Results are given as mean ± SEM with the exception of Fig. 3, K and M (medians; see below). All datasets were analyzed in Prism 7.00 for Windows (GraphPad Software). Normality was evaluated using the D’Agostino–Pearson omnibus normality test in Prism. When data followed a normal distribution, we used a two-tailed unpaired t test, and data were normalized to the controls mean. When data did not distribute normally, we used a Mann–Whitney test (Fig. 3 K, right; Fig. 3 M, right) or Kolmogorov–Smirnov (Fig. 3 K, left), and data were normalized to the controls median. Data with Mann–Whitney test are presented as a box-and-whisker plot representing the medians; box borders represent the 25th and 75th percentiles, whiskers the 10th and 90th percentiles. Data with a Kolmogorov–Smirnov test are presented with a cumulative distribution with an upper limit where the experimental group reaches 100%. Behavioral experiments were analyzed with a repeated two-way ANOVA followed by Bonferroni post hoc test (Fig. 4 D). To exclude animals in which abnormal forelimb labeling occurred due to incorrect BDA injection placement, data were analyzed for statistical outliers using the robust regression and outlier test in Prism (Q = 1%). Out of the entire study, only four animals were outliers and were therefore excluded from the study. Significance levels are indicated as follows: *, P < 0.05; **, P < 0.01; ***, P < 0.001; and ****, P < 0.0001.

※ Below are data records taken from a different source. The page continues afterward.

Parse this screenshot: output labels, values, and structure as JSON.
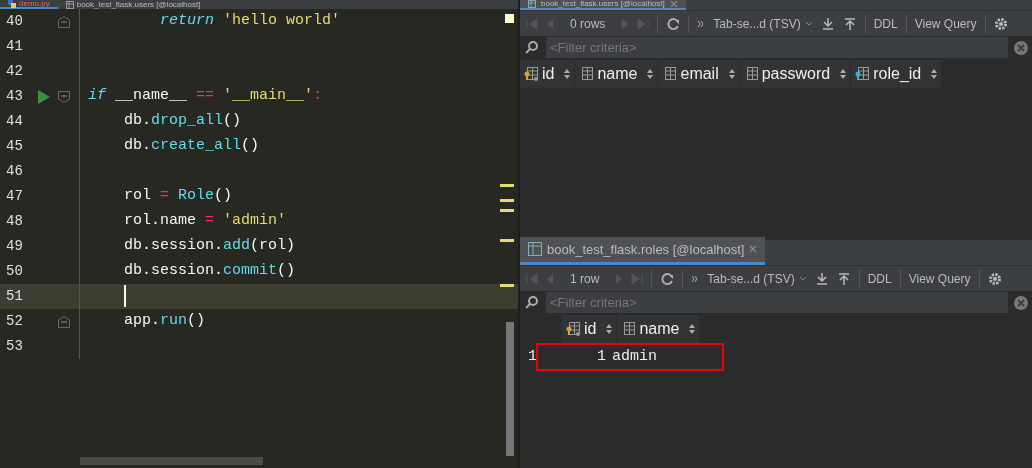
{
  "editor_tabs": [
    {
      "label": "demo.py",
      "kind": "python",
      "selected": true
    },
    {
      "label": "book_test_flask.users [@localhost]",
      "kind": "table",
      "selected": false
    }
  ],
  "editor": {
    "lines": [
      {
        "number": "40",
        "current": false,
        "runnable": false,
        "foldable": true,
        "tokens": [
          {
            "kind": "keyword",
            "text": "        return"
          },
          {
            "kind": "string",
            "text": " 'hello world'"
          }
        ]
      },
      {
        "number": "41",
        "current": false,
        "runnable": false,
        "foldable": false
      },
      {
        "number": "42",
        "current": false,
        "runnable": false,
        "foldable": false
      },
      {
        "number": "43",
        "current": false,
        "runnable": true,
        "foldable": true,
        "tokens": [
          {
            "kind": "keyword",
            "text": "if"
          },
          {
            "kind": "plain",
            "text": " __name__ "
          },
          {
            "kind": "op",
            "text": "=="
          },
          {
            "kind": "string",
            "text": " '__main__'"
          },
          {
            "kind": "op",
            "text": ":"
          }
        ]
      },
      {
        "number": "44",
        "current": false,
        "runnable": false,
        "foldable": false,
        "tokens": [
          {
            "kind": "plain",
            "text": "    db."
          },
          {
            "kind": "func",
            "text": "drop_all"
          },
          {
            "kind": "plain",
            "text": "()"
          }
        ]
      },
      {
        "number": "45",
        "current": false,
        "runnable": false,
        "foldable": false,
        "tokens": [
          {
            "kind": "plain",
            "text": "    db."
          },
          {
            "kind": "func",
            "text": "create_all"
          },
          {
            "kind": "plain",
            "text": "()"
          }
        ]
      },
      {
        "number": "46",
        "current": false,
        "runnable": false,
        "foldable": false
      },
      {
        "number": "47",
        "current": false,
        "runnable": false,
        "foldable": false,
        "tokens": [
          {
            "kind": "plain",
            "text": "    rol "
          },
          {
            "kind": "op",
            "text": "="
          },
          {
            "kind": "func",
            "text": " Role"
          },
          {
            "kind": "plain",
            "text": "()"
          }
        ]
      },
      {
        "number": "48",
        "current": false,
        "runnable": false,
        "foldable": false,
        "tokens": [
          {
            "kind": "plain",
            "text": "    rol.name "
          },
          {
            "kind": "op",
            "text": "="
          },
          {
            "kind": "string",
            "text": " 'admin'"
          }
        ]
      },
      {
        "number": "49",
        "current": false,
        "runnable": false,
        "foldable": false,
        "tokens": [
          {
            "kind": "plain",
            "text": "    db.session."
          },
          {
            "kind": "func",
            "text": "add"
          },
          {
            "kind": "plain",
            "text": "(rol)"
          }
        ]
      },
      {
        "number": "50",
        "current": false,
        "runnable": false,
        "foldable": false,
        "tokens": [
          {
            "kind": "plain",
            "text": "    db.session."
          },
          {
            "kind": "func",
            "text": "commit"
          },
          {
            "kind": "plain",
            "text": "()"
          }
        ]
      },
      {
        "number": "51",
        "current": true,
        "runnable": false,
        "foldable": false
      },
      {
        "number": "52",
        "current": false,
        "runnable": false,
        "foldable": true,
        "tokens": [
          {
            "kind": "plain",
            "text": "    app."
          },
          {
            "kind": "func",
            "text": "run"
          },
          {
            "kind": "plain",
            "text": "()"
          }
        ]
      },
      {
        "number": "53",
        "current": false,
        "runnable": false,
        "foldable": false
      }
    ]
  },
  "panels": [
    {
      "tab": {
        "label": "book_test_flask.users [@localhost]",
        "selected": true
      },
      "rows_count": "0 rows",
      "format": "Tab-se...d (TSV)",
      "ddl": "DDL",
      "view_query": "View Query",
      "filter_placeholder": "<Filter criteria>",
      "columns": [
        {
          "label": "id",
          "kind": "key"
        },
        {
          "label": "name",
          "kind": "plain"
        },
        {
          "label": "email",
          "kind": "plain"
        },
        {
          "label": "password",
          "kind": "plain"
        },
        {
          "label": "role_id",
          "kind": "foreign_key"
        }
      ]
    },
    {
      "tab": {
        "label": "book_test_flask.roles [@localhost]",
        "selected": true
      },
      "rows_count": "1 row",
      "format": "Tab-se...d (TSV)",
      "ddl": "DDL",
      "view_query": "View Query",
      "filter_placeholder": "<Filter criteria>",
      "columns": [
        {
          "label": "id",
          "kind": "key"
        },
        {
          "label": "name",
          "kind": "plain"
        }
      ],
      "rows": [
        {
          "number": "1",
          "highlighted": true,
          "cells": [
            "1",
            "admin"
          ]
        }
      ]
    }
  ]
}
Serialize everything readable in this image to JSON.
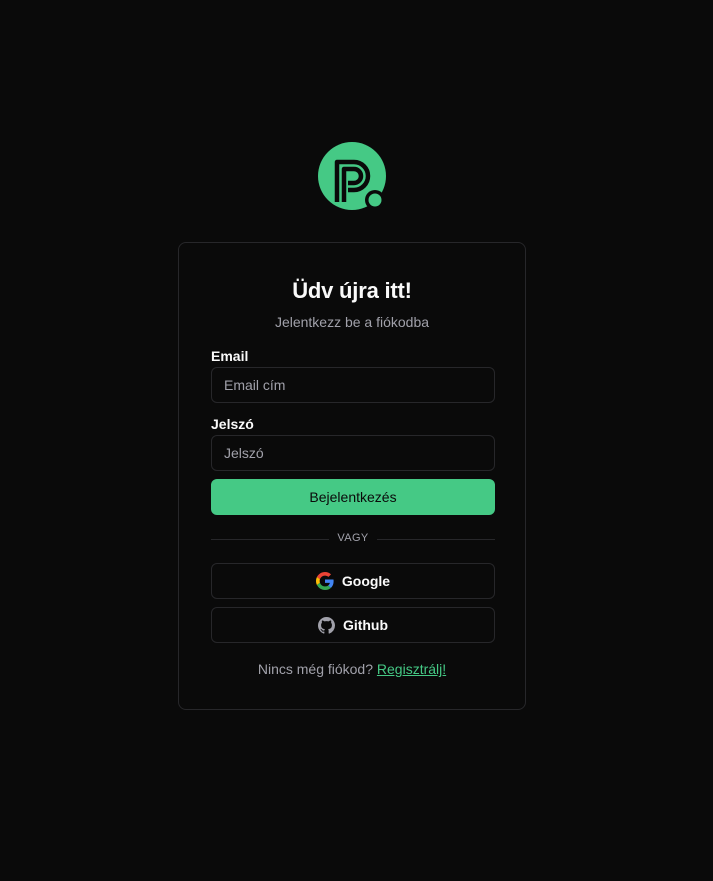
{
  "brand": {
    "logo_icon": "p-logo-icon",
    "accent_color": "#45c985"
  },
  "card": {
    "title": "Üdv újra itt!",
    "subtitle": "Jelentkezz be a fiókodba"
  },
  "form": {
    "email": {
      "label": "Email",
      "placeholder": "Email cím",
      "value": ""
    },
    "password": {
      "label": "Jelszó",
      "placeholder": "Jelszó",
      "value": ""
    },
    "submit_label": "Bejelentkezés"
  },
  "divider_text": "VAGY",
  "oauth": {
    "google": {
      "label": "Google",
      "icon": "google-icon"
    },
    "github": {
      "label": "Github",
      "icon": "github-icon"
    }
  },
  "footer": {
    "text": "Nincs még fiókod?",
    "link_label": "Regisztrálj!"
  }
}
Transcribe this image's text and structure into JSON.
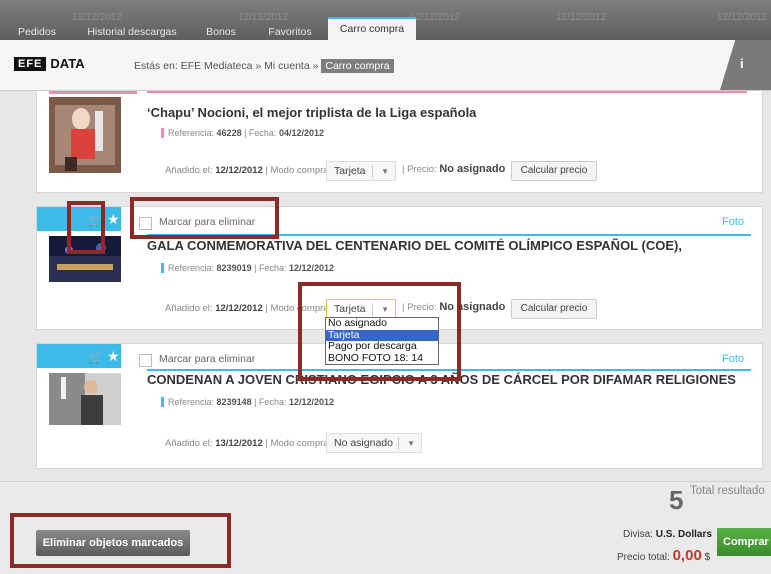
{
  "tabs": [
    {
      "label": "Pedidos"
    },
    {
      "label": "Historial descargas"
    },
    {
      "label": "Bonos"
    },
    {
      "label": "Favoritos"
    },
    {
      "label": "Carro compra"
    }
  ],
  "background_dates": [
    "12/12/2012",
    "12/12/2012",
    "12/12/2012",
    "12/12/2012",
    "12/12/2012"
  ],
  "logo": {
    "efe": "EFE",
    "data": "DATA"
  },
  "breadcrumb": {
    "prefix": "Estás en: EFE Mediateca » Mi cuenta »",
    "current": "Carro compra"
  },
  "info_label": "i",
  "items": [
    {
      "title": "‘Chapu’ Nocioni, el mejor triplista de la Liga española",
      "ref_label": "Referencia:",
      "ref": "46228",
      "fecha_label": "Fecha:",
      "fecha": "04/12/2012",
      "added_label": "Añadido el:",
      "added": "12/12/2012",
      "mode_label": "Modo compra:",
      "mode": "Tarjeta",
      "price_label": "Precio:",
      "price": "No asignado",
      "calc_label": "Calcular precio"
    },
    {
      "marcar": "Marcar para eliminar",
      "type": "Foto",
      "title": "GALA CONMEMORATIVA DEL CENTENARIO DEL COMITÉ OLÍMPICO ESPAÑOL (COE),",
      "ref_label": "Referencia:",
      "ref": "8239019",
      "fecha_label": "Fecha:",
      "fecha": "12/12/2012",
      "added_label": "Añadido el:",
      "added": "12/12/2012",
      "mode_label": "Modo compra:",
      "mode": "Tarjeta",
      "price_label": "Precio:",
      "price": "No asignado",
      "calc_label": "Calcular precio"
    },
    {
      "marcar": "Marcar para eliminar",
      "type": "Foto",
      "title": "CONDENAN A JOVEN CRISTIANO EGIPCIO A 3 AÑOS DE CÁRCEL POR DIFAMAR RELIGIONES",
      "ref_label": "Referencia:",
      "ref": "8239148",
      "fecha_label": "Fecha:",
      "fecha": "12/12/2012",
      "added_label": "Añadido el:",
      "added": "13/12/2012",
      "mode_label": "Modo compra:",
      "mode": "No asignado"
    }
  ],
  "dropdown_options": [
    "No asignado",
    "Tarjeta",
    "Pago por descarga",
    "BONO FOTO 18: 14"
  ],
  "dropdown_selected": "Tarjeta",
  "footer": {
    "count": "5",
    "count_label": "Total resultado",
    "delete_label": "Eliminar objetos marcados",
    "divisa_label": "Divisa:",
    "divisa": "U.S. Dollars",
    "total_label": "Precio total:",
    "total": "0,00",
    "currency": "$",
    "buy_label": "Comprar"
  },
  "icons": {
    "cart": "cart-icon",
    "star": "star-icon",
    "chevron": "chevron-down-icon"
  },
  "colors": {
    "accent": "#3cbbe9",
    "highlight_box": "#8c2a2a",
    "buy": "#3a8d2c",
    "price_total": "#c0392b"
  }
}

Online supplemental material

Fig. S1 shows examples of exiting CST collaterals corresponding to quantifications shown in Figs. 1, 2, and 3. In addition, the distribution of rAAV-transduced neurons within the spinal cord in the different experiments is depicted. Fig. S2 shows the results of the experiment, in which we genetically ablated the NR1 subunit in spinal neurons at 12 wk after injury. While the same intervention performed during the ongoing remodeling process altered circuit formation, this analysis indicates that circuits that have completed the remodeling process are no longer sensitive to this manipulation. In line with these results, Fig. S3 shows that the inhibition of CREB-mediated transcription does not affect the circuit structure of the uninjured CST forelimb projections.